Let N = empty set + adjunction. N interprets Q.1 Q + induction yields PA.
Does N + epsilon-induction interpret PA? If so:
Are they mutually interpretable, sententially equivalent, and/or bi-interpretable?
Is there an even simpler X such that N + X interprets PA?
If not: Is there a simple X such that N + X interprets PA?
I leave the notion of "simple" deliberately vague, intending it as some kind of conceptual simplicity. (ZFfin and PA are bi-interpretable, but I seek something simpler than ZFfin.)

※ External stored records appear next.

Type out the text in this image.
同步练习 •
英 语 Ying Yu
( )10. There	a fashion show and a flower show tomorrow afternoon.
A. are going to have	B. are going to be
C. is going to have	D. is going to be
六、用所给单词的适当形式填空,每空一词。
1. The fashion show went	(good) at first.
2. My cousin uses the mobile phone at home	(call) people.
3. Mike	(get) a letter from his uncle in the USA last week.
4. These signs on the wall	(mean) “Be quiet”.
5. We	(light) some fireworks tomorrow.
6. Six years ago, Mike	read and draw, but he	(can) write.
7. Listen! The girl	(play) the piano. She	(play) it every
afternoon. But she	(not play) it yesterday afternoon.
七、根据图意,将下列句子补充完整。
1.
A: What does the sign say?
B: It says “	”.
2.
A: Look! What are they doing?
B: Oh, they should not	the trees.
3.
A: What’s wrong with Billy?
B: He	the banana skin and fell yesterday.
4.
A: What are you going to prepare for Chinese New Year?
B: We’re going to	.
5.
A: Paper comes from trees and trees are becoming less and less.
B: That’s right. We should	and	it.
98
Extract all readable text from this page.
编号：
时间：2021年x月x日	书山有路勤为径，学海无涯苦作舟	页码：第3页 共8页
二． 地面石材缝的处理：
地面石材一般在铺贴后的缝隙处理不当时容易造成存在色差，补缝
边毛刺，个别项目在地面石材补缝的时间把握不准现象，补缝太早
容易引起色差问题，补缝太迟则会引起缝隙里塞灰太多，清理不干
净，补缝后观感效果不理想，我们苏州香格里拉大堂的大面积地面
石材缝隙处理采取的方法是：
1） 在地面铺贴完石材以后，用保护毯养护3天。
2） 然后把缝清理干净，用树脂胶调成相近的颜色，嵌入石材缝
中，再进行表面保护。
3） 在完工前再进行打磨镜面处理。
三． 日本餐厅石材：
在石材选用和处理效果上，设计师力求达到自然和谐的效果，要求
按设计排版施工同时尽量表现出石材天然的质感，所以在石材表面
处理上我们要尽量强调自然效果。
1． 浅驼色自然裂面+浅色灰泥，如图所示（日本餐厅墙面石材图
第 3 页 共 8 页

- A minimal predicative set theory. Antonella Mancini, Franco Montagna. Notre Dame Journal of Formal Logic. 35 (2): 186–203. Spring 1994.
I think it helps to reason semantically here.
Let $\Phi$ be the usual interpretation of $\mathsf{Q}$ in $\mathsf{N}$, and suppose $\mathcal{M}\models\mathsf{N}+\epsilon\mathsf{Ind}$. Then we can show that $\Phi^\mathcal{M}$ (= the model of $\mathsf{Q}$ that $\Phi$ "builds from" $\mathcal{M}$) also satisfies $\mathsf{PA}$: a definable cut in $\Phi^\mathcal{M}$ would give us a definable set with no $\epsilon$-minimal element in $\mathcal{M}$.
So not only does $\mathsf{N+\epsilon Ind}$ interpret $\mathsf{PA}$, it does so in exactly the same way that $\mathsf{N}$ interprets $\mathsf{Q}$.